Tive um desses momento de epifania numa manhã nublada de julho.
Eu estava sentado à mesa da sala bebericando café com leite de uma xícara, sem prestar atenção no sabor que tinha, e encarando a parede branca na minha frente, sem realmente a ver. De repente meu cachorro, que estava empertigado aos meus pés, latiu para outro que passava na rua. Tive um sobressalto e acabei derramando café quente em mim. Fui desperto de um sonho acordado e, prontamente, me veio um pensamento tão espontâneo e natural.
"Ai, quente!".
Dor, ela exige ser sentida.
Sentir dor me fez perceber como eu estava perdendo a sensibilidade.
Desatei a chorar, pois o café quente em contato com minha pele me lembrou daquela sensação gostosa, daquela outra coisa que aquece o peito. A alegria. Quando fora a última vez que a sentira? Quando fora a última vez que sentira qualquer coisa? Não conseguia lembrar.

Foi aterrorizante perceber que eu já não chorava, já não ria, já não saía, já não sentia, já não vivia. Mas, se Descartes estava certo, ao menos eu existia, pois pensava, e muito. Na verdade, era escravo dos meus pensamentos.
Existia e não sabia o porquê nem o para que.

Em suma, nada mais me dava prazer ou despertava o meu interesse. Mas a dor conseguiu naquele instante fazer uma pequena rachadura naquela barreira de indiferença que eu havia construído aos poucos para me proteger do mundo. Havia buscado o amor, e encontrara a indiferença; a amizade e fora traído; a verdade e me iludira; um caminho e me perdera; uma identidade e não sabia quem eu era. Expectativas frustradas adoecem a alma e eu chegara ao ponto de escolher a inércia, a apatia e o ócio. Tinha simplesmente perdido a vontade de tentar e deixado de me importar.

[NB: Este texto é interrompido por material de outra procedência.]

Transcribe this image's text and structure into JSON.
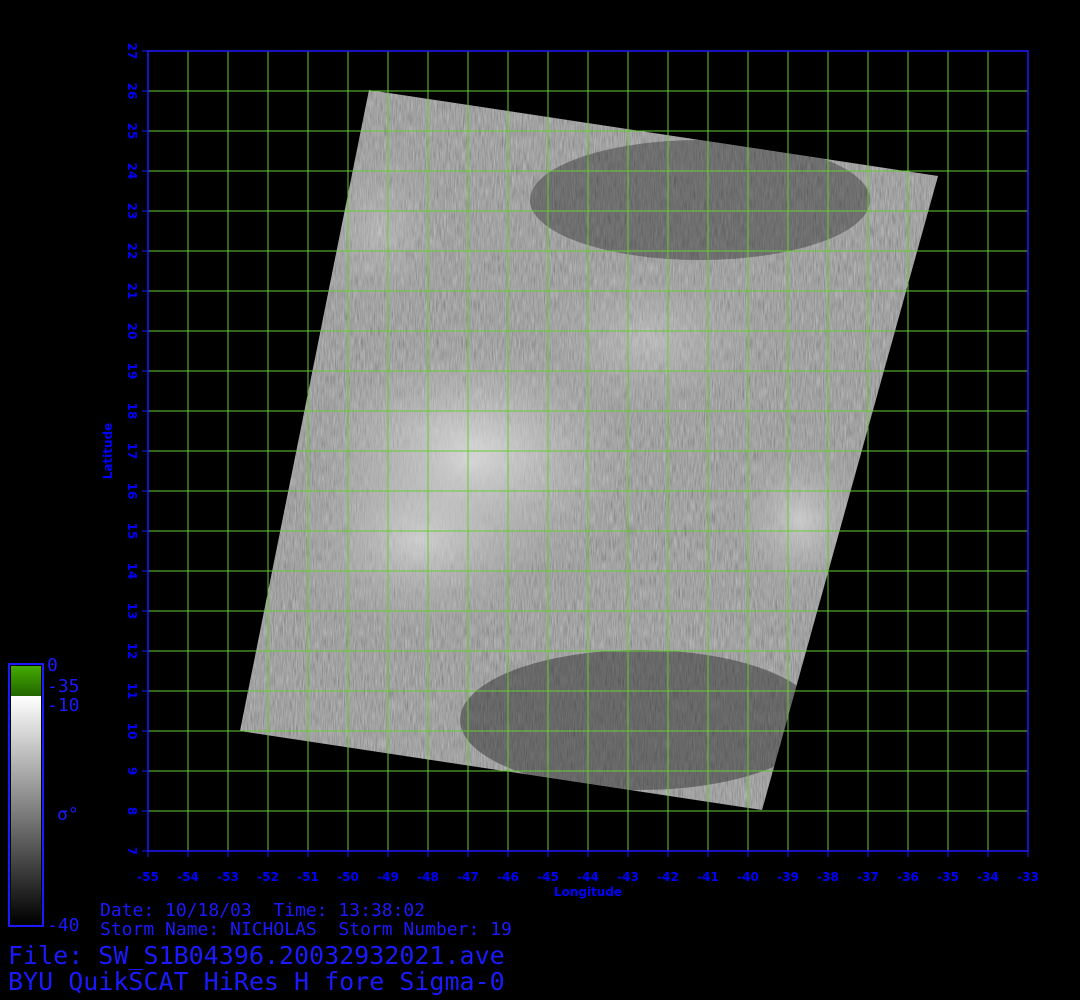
{
  "plot": {
    "x_axis_label": "Longitude",
    "y_axis_label": "Latitude",
    "lon_ticks": [
      "-55",
      "-54",
      "-53",
      "-52",
      "-51",
      "-50",
      "-49",
      "-48",
      "-47",
      "-46",
      "-45",
      "-44",
      "-43",
      "-42",
      "-41",
      "-40",
      "-39",
      "-38",
      "-37",
      "-36",
      "-35",
      "-34",
      "-33"
    ],
    "lat_ticks": [
      "7",
      "8",
      "9",
      "10",
      "11",
      "12",
      "13",
      "14",
      "15",
      "16",
      "17",
      "18",
      "19",
      "20",
      "21",
      "22",
      "23",
      "24",
      "25",
      "26",
      "27"
    ]
  },
  "colorbar": {
    "top_value": "0",
    "green_bottom_value": "-35",
    "white_top_value": "-10",
    "symbol": "σ°",
    "bottom_value": "-40"
  },
  "info": {
    "date_line": "Date: 10/18/03  Time: 13:38:02",
    "storm_line": "Storm Name: NICHOLAS  Storm Number: 19",
    "file_line": "File: SW_S1B04396.20032932021.ave",
    "product_line": "BYU QuikSCAT HiRes H fore Sigma-0"
  },
  "colors": {
    "frame": "#1a1aff",
    "grid": "#66cc33",
    "text": "#1a1aff",
    "colorbar_green": "#339900"
  }
}
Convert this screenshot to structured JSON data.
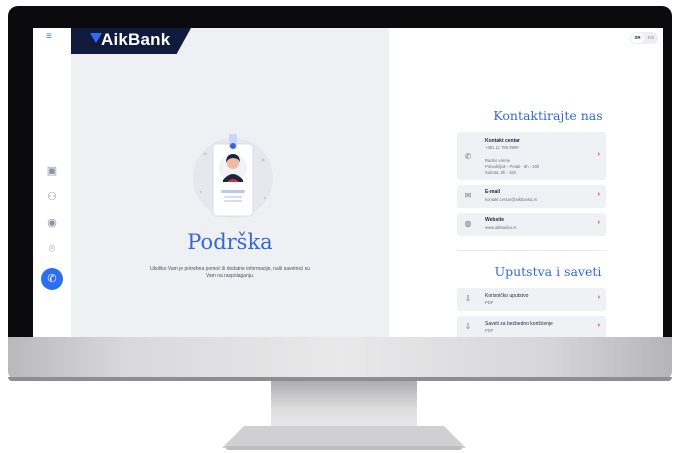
{
  "brand": {
    "name": "AikBank"
  },
  "language": {
    "active": "SR",
    "other": "EN"
  },
  "support": {
    "title": "Podrška",
    "description": "Ukoliko Vam je potrebna pomoć ili dodatne informacije, naši savetnici su Vam na raspolaganju."
  },
  "contact": {
    "title": "Kontaktirajte nas",
    "call_center": {
      "title": "Kontakt centar",
      "phone": "+381 11 785 9999",
      "hours_label": "Radno vreme",
      "hours_weekdays": "Ponedeljak - Petak - 8h - 20h",
      "hours_saturday": "Subota: 8h - 15h"
    },
    "email": {
      "title": "E-mail",
      "value": "kontakt.centar@aikbanka.rs"
    },
    "website": {
      "title": "Website",
      "value": "www.aikbanka.rs"
    }
  },
  "guides": {
    "title": "Uputstva i saveti",
    "items": [
      {
        "title": "Korisničko uputstvo",
        "type": "PDF"
      },
      {
        "title": "Saveti za bezbedno korišćenje",
        "type": "PDF"
      }
    ]
  },
  "icons": {
    "menu": "hamburger-menu-icon",
    "accounts": "wallet-icon",
    "profile": "user-icon",
    "cards": "eye-icon",
    "location": "location-pin-icon",
    "support": "phone-icon"
  },
  "colors": {
    "accent": "#3568d4",
    "brand_dark": "#0f1a3c",
    "arrow": "#e5263e",
    "active": "#2d6ef0"
  }
}
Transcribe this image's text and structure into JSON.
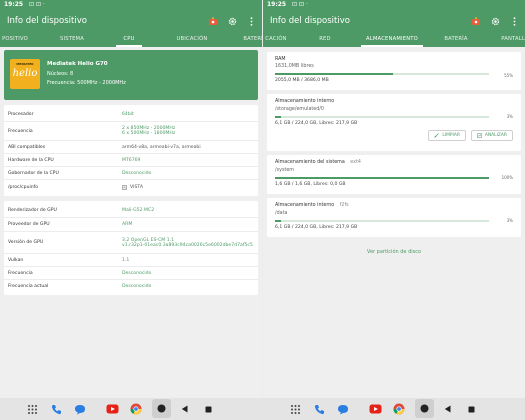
{
  "left": {
    "status_time": "19:25",
    "status_icons": "⊡ ⊡ ·",
    "app_title": "Info del dispositivo",
    "tabs": [
      "POSITIVO",
      "SISTEMA",
      "CPU",
      "UBICACIÓN",
      "BATERÍA"
    ],
    "active_tab": "CPU",
    "header": {
      "brand": "MEDIATEK",
      "logo_text": "helio",
      "chip_name": "Mediatek Helio G70",
      "cores": "Núcleos: 8",
      "frequency": "Frecuencia: 500MHz - 2000MHz"
    },
    "cpu_rows": [
      {
        "k": "Procesador",
        "v": [
          "64bit"
        ]
      },
      {
        "k": "Frecuencia",
        "v": [
          "2 x 850MHz - 2000MHz",
          "6 x 500MHz - 1800MHz"
        ]
      },
      {
        "k": "ABI compatibles",
        "v": [
          "arm64-v8a, armeabi-v7a, armeabi"
        ],
        "muted": true
      },
      {
        "k": "Hardware de la CPU",
        "v": [
          "MT6769"
        ]
      },
      {
        "k": "Gobernador de la CPU",
        "v": [
          "Desconocido"
        ]
      },
      {
        "k": "/proc/cpuinfo",
        "v": [
          "VISTA"
        ],
        "muted": true,
        "icon": true
      }
    ],
    "gpu_rows": [
      {
        "k": "Renderizador de GPU",
        "v": [
          "Mali-G52 MC2"
        ]
      },
      {
        "k": "Proveedor de GPU",
        "v": [
          "ARM"
        ]
      },
      {
        "k": "Versión de GPU",
        "v": [
          "3.2 OpenGL ES-CM 1.1",
          "v1.r32p1-01eac0.3a893c94ca0026c5e6002dbe7d7af5c5"
        ]
      },
      {
        "k": "Vulkan",
        "v": [
          "1.1"
        ]
      },
      {
        "k": "Frecuencia",
        "v": [
          "Desconocido"
        ]
      },
      {
        "k": "Frecuencia actual",
        "v": [
          "Desconocido"
        ]
      }
    ]
  },
  "right": {
    "status_time": "19:25",
    "status_icons": "⊡ ⊡ ·",
    "app_title": "Info del dispositivo",
    "tabs": [
      "CACIÓN",
      "RED",
      "ALMACENAMIENTO",
      "BATERÍA",
      "PANTALLA"
    ],
    "active_tab": "ALMACENAMIENTO",
    "ram": {
      "title": "RAM",
      "free": "1631,0MB libres",
      "percent_text": "55%",
      "fraction": 0.55,
      "foot": "2055,0 MB / 3686,0 MB"
    },
    "internal": {
      "title": "Almacenamiento interno",
      "path": "/storage/emulated/0",
      "percent_text": "3%",
      "fraction": 0.03,
      "foot": "6,1 GB / 224,0 GB, Libres: 217,9 GB",
      "btn_clean": "LIMPIAR",
      "btn_analyze": "ANALIZAR"
    },
    "system": {
      "title": "Almacenamiento del sistema",
      "fs": "ext4",
      "path": "/system",
      "percent_text": "100%",
      "fraction": 1.0,
      "foot": "1,6 GB / 1,6 GB, Libres: 0,0 GB"
    },
    "data": {
      "title": "Almacenamiento interno",
      "fs": "f2fs",
      "path": "/data",
      "percent_text": "3%",
      "fraction": 0.03,
      "foot": "6,1 GB / 224,0 GB, Libres: 217,9 GB"
    },
    "partition_link": "Ver partición de disco"
  },
  "accent_color": "#4e9a66"
}
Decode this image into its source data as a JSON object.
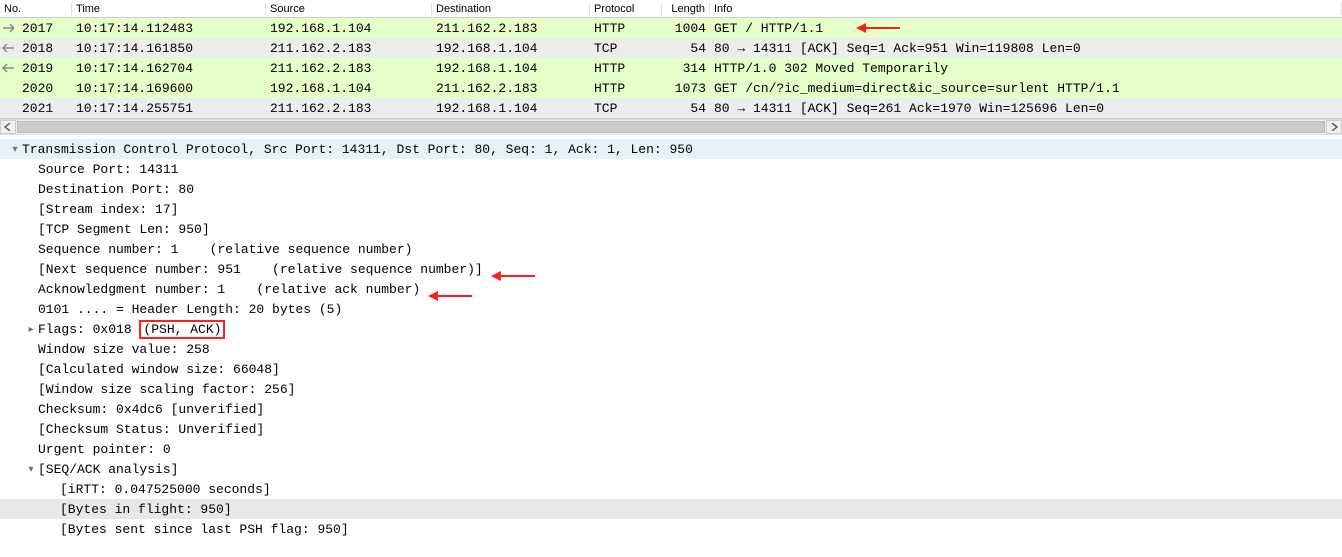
{
  "columns": {
    "no": "No.",
    "time": "Time",
    "source": "Source",
    "destination": "Destination",
    "protocol": "Protocol",
    "length": "Length",
    "info": "Info"
  },
  "packets": [
    {
      "no": "2017",
      "time": "10:17:14.112483",
      "src": "192.168.1.104",
      "dst": "211.162.2.183",
      "proto": "HTTP",
      "len": "1004",
      "info": "GET / HTTP/1.1",
      "cls": "green",
      "mark": "out",
      "redarrow": true
    },
    {
      "no": "2018",
      "time": "10:17:14.161850",
      "src": "211.162.2.183",
      "dst": "192.168.1.104",
      "proto": "TCP",
      "len": "54",
      "info": "80 → 14311 [ACK] Seq=1 Ack=951 Win=119808 Len=0",
      "cls": "gray",
      "mark": "in"
    },
    {
      "no": "2019",
      "time": "10:17:14.162704",
      "src": "211.162.2.183",
      "dst": "192.168.1.104",
      "proto": "HTTP",
      "len": "314",
      "info": "HTTP/1.0 302 Moved Temporarily",
      "cls": "green",
      "mark": "in"
    },
    {
      "no": "2020",
      "time": "10:17:14.169600",
      "src": "192.168.1.104",
      "dst": "211.162.2.183",
      "proto": "HTTP",
      "len": "1073",
      "info": "GET /cn/?ic_medium=direct&ic_source=surlent HTTP/1.1",
      "cls": "green",
      "mark": "none"
    },
    {
      "no": "2021",
      "time": "10:17:14.255751",
      "src": "211.162.2.183",
      "dst": "192.168.1.104",
      "proto": "TCP",
      "len": "54",
      "info": "80 → 14311 [ACK] Seq=261 Ack=1970 Win=125696 Len=0",
      "cls": "gray",
      "mark": "none"
    }
  ],
  "details": {
    "header": "Transmission Control Protocol, Src Port: 14311, Dst Port: 80, Seq: 1, Ack: 1, Len: 950",
    "lines": [
      "Source Port: 14311",
      "Destination Port: 80",
      "[Stream index: 17]",
      "[TCP Segment Len: 950]",
      "Sequence number: 1    (relative sequence number)",
      "[Next sequence number: 951    (relative sequence number)]",
      "Acknowledgment number: 1    (relative ack number)",
      "0101 .... = Header Length: 20 bytes (5)"
    ],
    "flags_prefix": "Flags: 0x018 ",
    "flags_box": "(PSH, ACK)",
    "lines2": [
      "Window size value: 258",
      "[Calculated window size: 66048]",
      "[Window size scaling factor: 256]",
      "Checksum: 0x4dc6 [unverified]",
      "[Checksum Status: Unverified]",
      "Urgent pointer: 0"
    ],
    "seqack": "[SEQ/ACK analysis]",
    "seqack_lines": [
      "[iRTT: 0.047525000 seconds]",
      "[Bytes in flight: 950]",
      "[Bytes sent since last PSH flag: 950]"
    ]
  }
}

"Tanto faz", "Pode ser", "quem sabe?".

Eu me tranquei dentro de mim. Queria e não queria sair, tinha medo do que encontraria do lado de fora, pelo menos ali eu estava seguro. Além disso perdera a chave e me cansara de procurar. Sendo assim, me resignei e decidi esperar que alguém viesse abrir a porta, mas ninguém vinha.
Ninguém tinha a chave.

Corri para o banheiro e fitei meu reflexo no espelho. Pude ver a dor latente na minha expressão.
"Não me sinto eu mesmo. Quem eu sou? "
"Por que dói? "
Me sentia só.
Tinha amigos, mas nenhum muito íntimo. Quando os encontrava, conversávamos apenas sobre trivialidades. Não havia cumplicidade. Lembro de um dos meus aniversários, o grupo da igreja de mamãe veio comemorar e comer bolo, mas, fora alguns "parabéns" e desejos de "Feliz aniversário", eles mal falaram comigo. Mamãe pediu que todos, um por um, dissessem uma qualidade que admiravam em mim. Foi uma chuva de adjetivos vagos, "bom", "legal", "inteligente", "sério", "educado". Mas nada disso era eu. Eu era a pessoa a respeito de quem todos falavam bem, mas que ninguém realmente conhecia.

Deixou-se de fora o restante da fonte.